Summary
Pfizer Inc.'s third-quarter and nine-month results for 2013 demonstrate a company navigating patent expirations and strategic divestitures while pursuing new growth areas. While overall revenues saw a slight decline year-over-year, driven by the loss of exclusivity for key products like Lipitor and ongoing collaboration expirations, the company reported a significant increase in income from continuing operations for the nine-month period. This improvement was largely due to substantial patent litigation settlement income and reduced legal charges, alongside favorable business development activities, including a significant gain on the Zoetis divestiture. Key financial shifts include a notable decrease in R&D expenses and selling, informational, and administrative costs, reflecting ongoing cost-reduction initiatives.
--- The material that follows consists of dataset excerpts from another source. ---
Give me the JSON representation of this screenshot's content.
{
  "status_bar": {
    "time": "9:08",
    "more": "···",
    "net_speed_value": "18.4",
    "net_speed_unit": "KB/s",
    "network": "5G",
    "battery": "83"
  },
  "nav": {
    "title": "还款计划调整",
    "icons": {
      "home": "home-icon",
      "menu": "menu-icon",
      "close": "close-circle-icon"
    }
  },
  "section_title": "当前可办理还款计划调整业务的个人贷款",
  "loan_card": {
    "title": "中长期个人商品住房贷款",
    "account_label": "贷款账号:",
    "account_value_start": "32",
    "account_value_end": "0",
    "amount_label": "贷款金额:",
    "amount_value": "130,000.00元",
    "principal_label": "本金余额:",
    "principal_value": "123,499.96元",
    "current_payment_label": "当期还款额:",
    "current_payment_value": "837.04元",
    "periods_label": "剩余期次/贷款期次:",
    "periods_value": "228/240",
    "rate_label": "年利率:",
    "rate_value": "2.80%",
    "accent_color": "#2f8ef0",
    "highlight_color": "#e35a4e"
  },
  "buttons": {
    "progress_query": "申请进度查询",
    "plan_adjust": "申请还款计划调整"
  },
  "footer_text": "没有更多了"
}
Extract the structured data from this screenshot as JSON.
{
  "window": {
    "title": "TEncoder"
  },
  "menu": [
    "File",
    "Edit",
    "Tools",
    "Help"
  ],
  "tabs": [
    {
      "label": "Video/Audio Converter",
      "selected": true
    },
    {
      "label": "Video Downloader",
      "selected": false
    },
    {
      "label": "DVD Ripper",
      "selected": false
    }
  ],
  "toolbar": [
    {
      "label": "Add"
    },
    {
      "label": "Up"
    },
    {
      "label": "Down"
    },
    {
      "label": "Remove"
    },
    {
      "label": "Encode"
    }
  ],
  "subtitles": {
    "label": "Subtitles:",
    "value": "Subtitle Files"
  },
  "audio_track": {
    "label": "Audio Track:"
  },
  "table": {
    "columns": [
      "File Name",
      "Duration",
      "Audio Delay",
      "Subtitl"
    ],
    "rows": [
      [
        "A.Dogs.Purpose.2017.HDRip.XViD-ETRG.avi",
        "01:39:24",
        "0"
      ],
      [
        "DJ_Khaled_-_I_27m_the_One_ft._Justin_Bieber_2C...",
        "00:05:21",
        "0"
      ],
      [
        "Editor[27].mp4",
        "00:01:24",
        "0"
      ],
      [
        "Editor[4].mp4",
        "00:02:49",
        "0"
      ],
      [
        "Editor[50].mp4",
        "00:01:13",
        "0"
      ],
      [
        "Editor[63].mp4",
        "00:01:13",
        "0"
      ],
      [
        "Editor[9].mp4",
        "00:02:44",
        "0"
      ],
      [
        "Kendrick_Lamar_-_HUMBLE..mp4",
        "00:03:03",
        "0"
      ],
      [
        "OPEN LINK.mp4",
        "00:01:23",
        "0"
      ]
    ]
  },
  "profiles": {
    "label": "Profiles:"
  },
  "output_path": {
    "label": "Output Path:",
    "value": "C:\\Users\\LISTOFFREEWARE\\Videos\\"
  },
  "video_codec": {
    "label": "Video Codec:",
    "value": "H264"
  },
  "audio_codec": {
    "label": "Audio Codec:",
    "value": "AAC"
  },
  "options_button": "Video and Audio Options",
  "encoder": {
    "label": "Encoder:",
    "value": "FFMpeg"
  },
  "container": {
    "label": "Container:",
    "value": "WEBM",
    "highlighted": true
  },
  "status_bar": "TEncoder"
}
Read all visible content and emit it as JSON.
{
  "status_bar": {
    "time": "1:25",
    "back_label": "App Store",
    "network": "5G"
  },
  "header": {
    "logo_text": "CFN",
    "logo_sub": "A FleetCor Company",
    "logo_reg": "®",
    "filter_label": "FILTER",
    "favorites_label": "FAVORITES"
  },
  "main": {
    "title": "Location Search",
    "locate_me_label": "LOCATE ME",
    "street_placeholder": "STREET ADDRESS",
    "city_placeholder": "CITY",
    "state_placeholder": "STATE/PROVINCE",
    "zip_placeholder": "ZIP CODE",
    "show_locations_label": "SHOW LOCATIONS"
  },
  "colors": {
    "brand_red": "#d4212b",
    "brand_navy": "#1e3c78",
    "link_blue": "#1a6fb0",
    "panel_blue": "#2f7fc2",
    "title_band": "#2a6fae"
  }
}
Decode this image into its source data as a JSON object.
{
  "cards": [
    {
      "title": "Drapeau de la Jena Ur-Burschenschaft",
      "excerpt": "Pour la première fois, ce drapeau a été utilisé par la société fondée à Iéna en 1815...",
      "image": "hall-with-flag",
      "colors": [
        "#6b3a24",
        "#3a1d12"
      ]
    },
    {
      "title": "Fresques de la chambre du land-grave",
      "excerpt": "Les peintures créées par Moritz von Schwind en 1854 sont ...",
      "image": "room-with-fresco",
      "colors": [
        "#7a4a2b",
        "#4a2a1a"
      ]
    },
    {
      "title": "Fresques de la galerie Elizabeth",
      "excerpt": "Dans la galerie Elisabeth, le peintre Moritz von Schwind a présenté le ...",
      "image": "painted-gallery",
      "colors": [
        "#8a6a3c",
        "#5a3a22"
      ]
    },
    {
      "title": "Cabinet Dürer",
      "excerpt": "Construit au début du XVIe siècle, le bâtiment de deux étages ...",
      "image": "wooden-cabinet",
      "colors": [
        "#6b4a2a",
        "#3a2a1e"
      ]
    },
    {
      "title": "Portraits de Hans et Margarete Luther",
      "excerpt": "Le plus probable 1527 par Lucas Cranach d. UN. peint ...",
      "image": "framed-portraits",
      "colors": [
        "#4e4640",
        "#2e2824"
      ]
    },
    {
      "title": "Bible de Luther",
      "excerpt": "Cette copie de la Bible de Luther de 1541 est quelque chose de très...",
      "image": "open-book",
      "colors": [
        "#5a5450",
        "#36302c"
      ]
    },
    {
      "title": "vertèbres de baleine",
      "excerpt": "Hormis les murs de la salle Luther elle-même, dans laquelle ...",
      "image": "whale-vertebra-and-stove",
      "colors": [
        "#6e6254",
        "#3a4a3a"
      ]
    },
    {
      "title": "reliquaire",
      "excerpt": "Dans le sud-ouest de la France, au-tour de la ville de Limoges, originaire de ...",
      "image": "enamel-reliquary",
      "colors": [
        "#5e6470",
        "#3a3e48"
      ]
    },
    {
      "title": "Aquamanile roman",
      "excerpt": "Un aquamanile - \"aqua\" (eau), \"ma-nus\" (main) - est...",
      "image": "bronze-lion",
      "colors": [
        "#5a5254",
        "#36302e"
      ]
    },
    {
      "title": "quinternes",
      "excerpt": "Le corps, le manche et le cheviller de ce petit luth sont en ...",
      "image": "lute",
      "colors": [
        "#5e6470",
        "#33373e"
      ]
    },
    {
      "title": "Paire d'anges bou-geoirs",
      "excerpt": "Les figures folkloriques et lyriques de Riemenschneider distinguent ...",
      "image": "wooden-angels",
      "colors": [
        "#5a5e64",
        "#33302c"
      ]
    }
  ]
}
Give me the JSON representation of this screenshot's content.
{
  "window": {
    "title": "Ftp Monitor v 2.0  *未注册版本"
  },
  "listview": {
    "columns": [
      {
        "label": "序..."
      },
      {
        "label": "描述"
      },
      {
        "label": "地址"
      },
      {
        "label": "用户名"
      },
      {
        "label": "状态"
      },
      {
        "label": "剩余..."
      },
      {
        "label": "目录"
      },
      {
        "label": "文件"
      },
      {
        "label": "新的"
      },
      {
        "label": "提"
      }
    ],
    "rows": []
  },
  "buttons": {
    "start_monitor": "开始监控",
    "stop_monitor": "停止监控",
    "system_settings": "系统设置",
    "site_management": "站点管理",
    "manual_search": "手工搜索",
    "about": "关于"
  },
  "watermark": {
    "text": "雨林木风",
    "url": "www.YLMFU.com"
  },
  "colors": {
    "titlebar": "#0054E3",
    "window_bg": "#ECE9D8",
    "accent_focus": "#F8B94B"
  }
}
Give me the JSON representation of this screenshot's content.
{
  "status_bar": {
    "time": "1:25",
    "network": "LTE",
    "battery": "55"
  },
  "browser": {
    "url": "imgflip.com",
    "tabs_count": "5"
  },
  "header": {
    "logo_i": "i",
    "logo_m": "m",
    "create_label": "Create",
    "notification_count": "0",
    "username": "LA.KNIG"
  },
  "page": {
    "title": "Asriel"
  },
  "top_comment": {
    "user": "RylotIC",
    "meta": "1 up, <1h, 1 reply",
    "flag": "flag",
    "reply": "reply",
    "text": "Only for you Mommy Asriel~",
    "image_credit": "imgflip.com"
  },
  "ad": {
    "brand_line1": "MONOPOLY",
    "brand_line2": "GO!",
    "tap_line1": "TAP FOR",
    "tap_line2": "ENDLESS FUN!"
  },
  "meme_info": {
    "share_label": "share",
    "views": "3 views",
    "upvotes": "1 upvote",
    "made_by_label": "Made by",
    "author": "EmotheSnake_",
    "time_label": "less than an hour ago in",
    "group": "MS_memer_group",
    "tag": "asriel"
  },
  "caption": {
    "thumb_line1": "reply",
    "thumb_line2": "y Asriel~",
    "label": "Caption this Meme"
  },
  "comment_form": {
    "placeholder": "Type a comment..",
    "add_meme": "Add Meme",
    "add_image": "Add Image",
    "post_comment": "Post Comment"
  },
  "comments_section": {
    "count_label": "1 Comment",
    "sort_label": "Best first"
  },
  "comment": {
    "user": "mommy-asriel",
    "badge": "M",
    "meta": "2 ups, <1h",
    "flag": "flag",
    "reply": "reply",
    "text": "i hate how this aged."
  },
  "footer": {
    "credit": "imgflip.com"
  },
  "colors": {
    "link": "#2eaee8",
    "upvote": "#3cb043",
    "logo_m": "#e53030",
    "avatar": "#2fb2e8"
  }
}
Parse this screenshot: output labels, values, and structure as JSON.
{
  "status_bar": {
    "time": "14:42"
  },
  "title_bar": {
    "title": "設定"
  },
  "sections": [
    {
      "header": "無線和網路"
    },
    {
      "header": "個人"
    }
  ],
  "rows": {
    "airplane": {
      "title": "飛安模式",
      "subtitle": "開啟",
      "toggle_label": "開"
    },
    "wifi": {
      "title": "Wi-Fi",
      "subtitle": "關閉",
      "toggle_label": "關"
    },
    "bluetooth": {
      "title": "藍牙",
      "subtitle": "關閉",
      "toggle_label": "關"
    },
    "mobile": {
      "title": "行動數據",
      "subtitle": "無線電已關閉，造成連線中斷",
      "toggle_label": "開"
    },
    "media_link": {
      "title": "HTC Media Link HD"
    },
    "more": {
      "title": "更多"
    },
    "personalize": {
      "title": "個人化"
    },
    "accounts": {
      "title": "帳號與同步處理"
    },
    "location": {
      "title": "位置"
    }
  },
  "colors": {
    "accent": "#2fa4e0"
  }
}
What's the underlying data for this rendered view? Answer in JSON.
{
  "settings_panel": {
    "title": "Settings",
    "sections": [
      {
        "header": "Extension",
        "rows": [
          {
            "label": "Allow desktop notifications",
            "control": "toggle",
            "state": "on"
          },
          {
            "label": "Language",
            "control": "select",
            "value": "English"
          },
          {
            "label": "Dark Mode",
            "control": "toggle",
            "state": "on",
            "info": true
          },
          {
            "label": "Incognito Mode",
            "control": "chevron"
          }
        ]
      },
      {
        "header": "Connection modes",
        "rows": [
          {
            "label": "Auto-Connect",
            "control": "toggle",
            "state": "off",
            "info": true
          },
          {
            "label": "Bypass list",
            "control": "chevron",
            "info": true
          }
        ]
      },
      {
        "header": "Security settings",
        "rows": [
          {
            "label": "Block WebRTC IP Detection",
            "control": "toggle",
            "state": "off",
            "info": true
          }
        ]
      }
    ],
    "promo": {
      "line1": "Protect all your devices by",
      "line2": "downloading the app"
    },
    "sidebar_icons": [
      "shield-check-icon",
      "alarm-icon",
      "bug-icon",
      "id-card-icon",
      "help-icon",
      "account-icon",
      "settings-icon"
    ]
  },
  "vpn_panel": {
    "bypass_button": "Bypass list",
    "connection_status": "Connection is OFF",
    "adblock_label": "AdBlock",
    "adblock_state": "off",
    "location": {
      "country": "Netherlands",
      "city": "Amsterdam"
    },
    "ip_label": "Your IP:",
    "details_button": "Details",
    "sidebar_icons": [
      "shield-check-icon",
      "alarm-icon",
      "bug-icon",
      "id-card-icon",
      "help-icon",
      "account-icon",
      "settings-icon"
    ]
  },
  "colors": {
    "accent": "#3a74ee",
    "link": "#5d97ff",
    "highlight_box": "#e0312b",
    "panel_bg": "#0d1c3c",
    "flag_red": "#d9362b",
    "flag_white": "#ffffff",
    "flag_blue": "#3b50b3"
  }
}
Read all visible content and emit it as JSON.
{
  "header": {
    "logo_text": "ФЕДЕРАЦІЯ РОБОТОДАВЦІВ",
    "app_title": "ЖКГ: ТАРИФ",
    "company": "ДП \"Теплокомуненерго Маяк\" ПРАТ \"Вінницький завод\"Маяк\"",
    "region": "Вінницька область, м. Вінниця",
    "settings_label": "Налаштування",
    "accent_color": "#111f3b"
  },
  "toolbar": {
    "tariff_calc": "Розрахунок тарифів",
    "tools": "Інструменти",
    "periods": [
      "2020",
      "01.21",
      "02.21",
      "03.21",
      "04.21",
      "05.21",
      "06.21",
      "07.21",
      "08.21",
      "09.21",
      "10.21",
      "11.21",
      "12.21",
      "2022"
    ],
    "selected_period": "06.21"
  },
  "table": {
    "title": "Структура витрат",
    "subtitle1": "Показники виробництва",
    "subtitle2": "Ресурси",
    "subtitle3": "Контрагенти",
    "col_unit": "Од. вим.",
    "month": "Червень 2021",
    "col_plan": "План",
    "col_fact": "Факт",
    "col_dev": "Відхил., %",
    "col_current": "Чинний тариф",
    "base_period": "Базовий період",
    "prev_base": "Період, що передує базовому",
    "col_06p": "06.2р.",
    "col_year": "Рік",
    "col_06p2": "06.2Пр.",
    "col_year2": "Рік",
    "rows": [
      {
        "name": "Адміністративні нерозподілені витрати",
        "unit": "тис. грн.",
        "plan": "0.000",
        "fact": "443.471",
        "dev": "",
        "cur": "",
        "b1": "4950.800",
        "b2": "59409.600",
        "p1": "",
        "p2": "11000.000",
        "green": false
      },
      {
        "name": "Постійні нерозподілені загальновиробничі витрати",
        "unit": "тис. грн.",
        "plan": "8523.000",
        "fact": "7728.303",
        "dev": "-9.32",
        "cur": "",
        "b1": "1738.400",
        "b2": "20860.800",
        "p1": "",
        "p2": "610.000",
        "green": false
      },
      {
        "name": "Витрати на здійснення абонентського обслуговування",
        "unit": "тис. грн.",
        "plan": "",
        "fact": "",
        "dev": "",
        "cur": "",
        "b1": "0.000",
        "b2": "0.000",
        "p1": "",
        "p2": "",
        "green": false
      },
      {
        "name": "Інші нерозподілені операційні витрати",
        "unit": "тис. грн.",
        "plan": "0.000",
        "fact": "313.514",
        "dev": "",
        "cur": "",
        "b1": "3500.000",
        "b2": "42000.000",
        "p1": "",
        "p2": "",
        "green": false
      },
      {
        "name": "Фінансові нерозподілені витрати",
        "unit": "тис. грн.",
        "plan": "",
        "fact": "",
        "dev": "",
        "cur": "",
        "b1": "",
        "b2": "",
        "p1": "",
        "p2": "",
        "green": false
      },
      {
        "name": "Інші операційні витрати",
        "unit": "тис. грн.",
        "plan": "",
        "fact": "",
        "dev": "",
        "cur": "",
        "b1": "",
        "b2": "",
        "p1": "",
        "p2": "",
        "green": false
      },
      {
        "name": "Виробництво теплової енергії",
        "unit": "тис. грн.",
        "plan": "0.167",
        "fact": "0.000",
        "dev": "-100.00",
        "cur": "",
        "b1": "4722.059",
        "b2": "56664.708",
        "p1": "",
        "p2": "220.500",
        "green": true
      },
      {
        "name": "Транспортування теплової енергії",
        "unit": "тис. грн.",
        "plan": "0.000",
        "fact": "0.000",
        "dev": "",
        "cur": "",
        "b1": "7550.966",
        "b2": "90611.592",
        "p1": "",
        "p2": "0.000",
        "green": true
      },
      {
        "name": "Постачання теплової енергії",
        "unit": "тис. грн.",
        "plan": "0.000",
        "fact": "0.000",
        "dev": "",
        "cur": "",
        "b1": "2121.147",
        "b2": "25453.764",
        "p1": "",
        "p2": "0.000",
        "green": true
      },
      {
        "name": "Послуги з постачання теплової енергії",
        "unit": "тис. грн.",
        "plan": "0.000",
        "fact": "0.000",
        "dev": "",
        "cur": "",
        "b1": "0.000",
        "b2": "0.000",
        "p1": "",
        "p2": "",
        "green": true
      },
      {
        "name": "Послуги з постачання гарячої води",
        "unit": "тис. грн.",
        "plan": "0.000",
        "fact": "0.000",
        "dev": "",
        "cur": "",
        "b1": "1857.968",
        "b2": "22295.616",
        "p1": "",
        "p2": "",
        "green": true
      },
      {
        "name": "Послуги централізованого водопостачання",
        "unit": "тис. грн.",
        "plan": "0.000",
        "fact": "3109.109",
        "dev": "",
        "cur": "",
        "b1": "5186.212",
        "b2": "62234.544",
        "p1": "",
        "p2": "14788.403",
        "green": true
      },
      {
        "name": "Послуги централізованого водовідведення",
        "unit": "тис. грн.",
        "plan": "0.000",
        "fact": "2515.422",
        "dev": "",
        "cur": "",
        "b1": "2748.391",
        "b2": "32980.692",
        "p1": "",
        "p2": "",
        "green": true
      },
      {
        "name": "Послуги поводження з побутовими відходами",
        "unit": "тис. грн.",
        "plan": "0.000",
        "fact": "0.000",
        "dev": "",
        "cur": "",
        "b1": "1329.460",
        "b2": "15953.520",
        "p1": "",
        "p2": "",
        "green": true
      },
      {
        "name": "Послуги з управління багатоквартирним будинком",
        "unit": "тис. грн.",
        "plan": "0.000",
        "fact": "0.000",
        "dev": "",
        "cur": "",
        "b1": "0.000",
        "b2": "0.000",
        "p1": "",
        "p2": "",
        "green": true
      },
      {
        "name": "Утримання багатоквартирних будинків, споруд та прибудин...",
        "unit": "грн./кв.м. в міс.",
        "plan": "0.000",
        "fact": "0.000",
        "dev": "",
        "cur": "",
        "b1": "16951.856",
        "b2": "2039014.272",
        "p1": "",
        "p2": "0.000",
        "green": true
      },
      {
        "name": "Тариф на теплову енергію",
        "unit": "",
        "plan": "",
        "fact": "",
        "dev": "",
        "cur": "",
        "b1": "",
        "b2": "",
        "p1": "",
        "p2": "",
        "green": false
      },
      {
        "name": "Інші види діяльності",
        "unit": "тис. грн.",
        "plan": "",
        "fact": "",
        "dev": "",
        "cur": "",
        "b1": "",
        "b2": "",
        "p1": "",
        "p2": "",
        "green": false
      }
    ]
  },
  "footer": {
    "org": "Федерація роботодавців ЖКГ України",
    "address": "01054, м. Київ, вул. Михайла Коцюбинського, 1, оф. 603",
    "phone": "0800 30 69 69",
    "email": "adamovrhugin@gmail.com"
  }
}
The company's balance sheet shows a strong liquidity position, with substantial cash and short-term investments, despite increased share repurchases and dividend payments. Investors should note the substantial restructuring and acquisition-related costs impacting reported figures, and consider the company's adjusted income metrics for a clearer view of operational performance. Pfizer continues to manage its portfolio through strategic business development, focusing on key therapeutic areas and emerging markets.
Financial Highlights
53 data points| Revenue | $12.64B |
| Cost of Revenue | $2.29B |
| Gross Profit | $10.36B |
| SG&A Expenses | $3.40B |
| Operating Income | $8.75B |
| Interest Expense | $340.00M |
| Net Income | $2.59B |
| EPS (Basic) | $0.39 |
| EPS (Diluted) | $0.39 |
| Shares Outstanding (Basic) | 6.58B |
| Shares Outstanding (Diluted) | 6.66B |
Key Highlights
- 1Revenues for the third quarter of 2013 were $12.6 billion, a 2% decrease compared to the prior year, with a 7% decrease in revenues for the nine-month period to $38.0 billion.
- 2Income from continuing operations increased by 16% for the nine months ended September 29, 2013, reaching $8.8 billion, driven by patent litigation settlements and divestitures.
- 3The company completed the full disposition of its Animal Health business (Zoetis) in June 2013, resulting in a significant gain on disposal of $10.4 billion.
- 4Research and Development (R&D) expenses decreased by 14% in the third quarter and 11% in the nine-month period, reflecting cost optimization and program discontinuations.
- 5Selling, Informational, and Administrative (SI&A) expenses also decreased by 3% in the third quarter and 6% in the nine-month period, attributed to field force reductions and cost-saving initiatives.
- 6Cash provided by operating activities remained strong at $12.0 billion for the first nine months of 2013.
- 7Pfizer repurchased approximately $11.6 billion of its common stock in the first nine months of 2013, a significant increase from the prior year's $4.8 billion.